Do you have a gas furnace or water heater in your Coastal Bend home? If so, it’s vital to learn exactly how these combustion appliances can jeopardize the well-being of your family. To ensure you have a safe home air supply, it may be necessary to enclose the equipment inside a sealed combustion closet.
How Combustion Equipment Compromises Air Quality
Oftentimes, furnaces and water heaters are installed within a home’s conditioned living area, and draw their combustion air from the indoor air supply. The appliances are vented via a flue that sends combustion exhaust fumes outdoors. This air intake and venting setup creates two serious safety threats:
Back-drafted water heater fumes.
Pulling combustion air from your home’s interior and expelling it outside can create negative pressure that causes a back draft of water heater exhaust through its vent pipe. It can also allow byproducts of incomplete fuel combustion – such as carbon monoxide – into your air supply.

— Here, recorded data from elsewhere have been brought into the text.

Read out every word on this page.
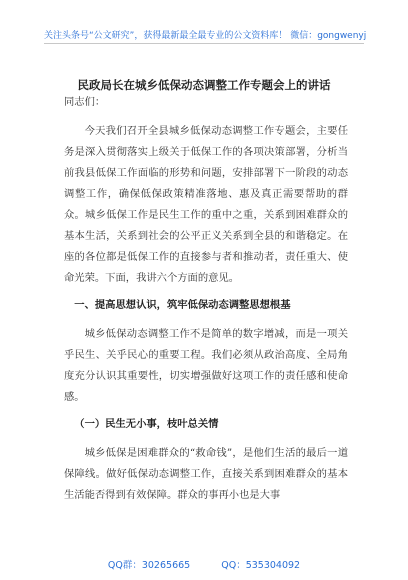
关注头条号“公文研究”，获得最新最全最专业的公文资料库！ 微信：gongwenyj
民政局长在城乡低保动态调整工作专题会上的讲话

同志们：

今天我们召开全县城乡低保动态调整工作专题会，主要任务是深入贯彻落实上级关于低保工作的各项决策部署，分析当前我县低保工作面临的形势和问题，安排部署下一阶段的动态调整工作，确保低保政策精准落地、惠及真正需要帮助的群众。城乡低保工作是民生工作的重中之重，关系到困难群众的基本生活，关系到社会的公平正义关系到全县的和谐稳定。在座的各位都是低保工作的直接参与者和推动者，责任重大、使命光荣。下面，我讲六个方面的意见。

一、提高思想认识，筑牢低保动态调整思想根基

城乡低保动态调整工作不是简单的数字增减，而是一项关乎民生、关乎民心的重要工程。我们必须从政治高度、全局角度充分认识其重要性，切实增强做好这项工作的责任感和使命感。

（一）民生无小事，枝叶总关情

城乡低保是困难群众的“救命钱”，是他们生活的最后一道保障线。做好低保动态调整工作，直接关系到困难群众的基本生活能否得到有效保障。群众的事再小也是大事

QQ群：30265665	QQ：535304092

Bypassed furnace safety feature.
Furnaces have a safety sensor that detects pressure changes and shuts down the burner if the flue gets blocked. However, when a water heater is connected to the same flue, the sensor can’t read the pressure correctly. This can let hazardous trapped fumes backdraft into the house via the shared flue.
A Sealed Combustion Closet Can Safeguard the Air Supply
Enclosing the furnace and water heater in a sealed combustion closet can keep dangerous exhaust fumes out of your indoor air. To work effectively, the closet must:
- Be thoroughly sealed so no air can leak out into your living space.
- Have a door that’s equipped with weatherstripping and a snug-fitting threshold so it’s not a source of air leakage.
- Have any and all penetrations sealed against leakage.
- Be equipped with two combustion air inlets. One should terminate a foot above floor level, the other a foot from the ceiling.
- Have the air intakes sized according to the combined equipment capacities. The sizing guideline stipulates a square inch of intake space per 4,000 Btu of total input capacity.